Governance bezieht sich auf die Mechanismen, Prozesse und Verfahren, nach denen WFA funktioniert. Es untermauert demzufolge alle Analysen und stellt sicher, dass die richtigen Personen die Ausrichtung vorgeben, dass die Struktur und die Verantwortung für das Management von Daten und Projekten implementiert und anwendbar sind und dass Risiken angemessen gemanagt werden.

Laut Ferrar und Green sollten v.a. sechs Stakeholder eingebunden werden: Recht/Datenschutz, IT, Arbeitnehmervertretung, HR, Führungskräfte, sowie interne Kommunikation.

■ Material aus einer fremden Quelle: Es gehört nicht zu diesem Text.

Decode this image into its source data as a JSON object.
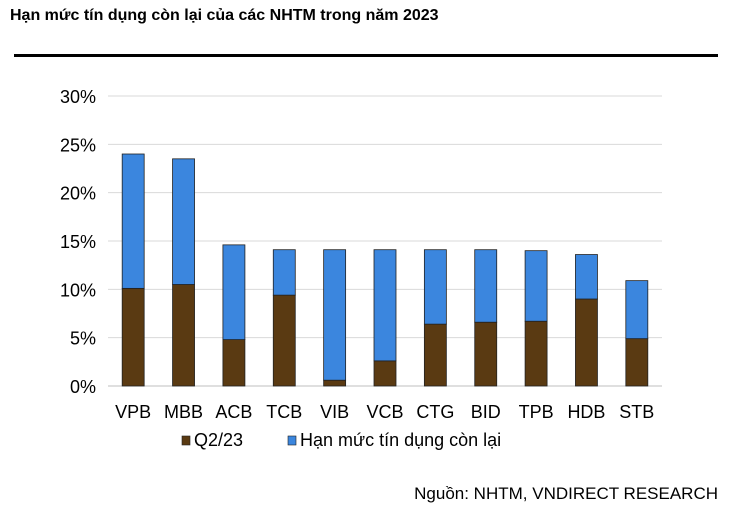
{
  "title": "Hạn mức tín dụng còn lại của các NHTM trong năm 2023",
  "source": "Nguồn: NHTM, VNDIRECT RESEARCH",
  "chart_data": {
    "type": "bar",
    "stacked": true,
    "categories": [
      "VPB",
      "MBB",
      "ACB",
      "TCB",
      "VIB",
      "VCB",
      "CTG",
      "BID",
      "TPB",
      "HDB",
      "STB"
    ],
    "series": [
      {
        "name": "Q2/23",
        "color": "#5a3a12",
        "values": [
          10.1,
          10.5,
          4.8,
          9.4,
          0.6,
          2.6,
          6.4,
          6.6,
          6.7,
          9.0,
          4.9
        ]
      },
      {
        "name": "Hạn mức tín dụng còn lại",
        "color": "#3b86de",
        "values": [
          13.9,
          13.0,
          9.8,
          4.7,
          13.5,
          11.5,
          7.7,
          7.5,
          7.3,
          4.6,
          6.0
        ]
      }
    ],
    "ylim": [
      0,
      30
    ],
    "yticks": [
      "0%",
      "5%",
      "10%",
      "15%",
      "20%",
      "25%",
      "30%"
    ],
    "ytick_values": [
      0,
      5,
      10,
      15,
      20,
      25,
      30
    ],
    "grid": true,
    "legend_position": "bottom-left"
  }
}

Vertreter dieser Bereiche bilden das sog. People Data Governance Council. Dessen Rolle besteht darin, alle neuen Großprojekte oder Technologien zu überprüfen, Chancen und Risiken abzuwägen und auf strategischer Ebene Entscheidungen zu treffen. Wichtig ist somit, Vertreter in dieses Council zu berufen, die über die Seniorität verfügen, um von der Organisation respektiert und als vertrauenswürdig eingestuft zu werden.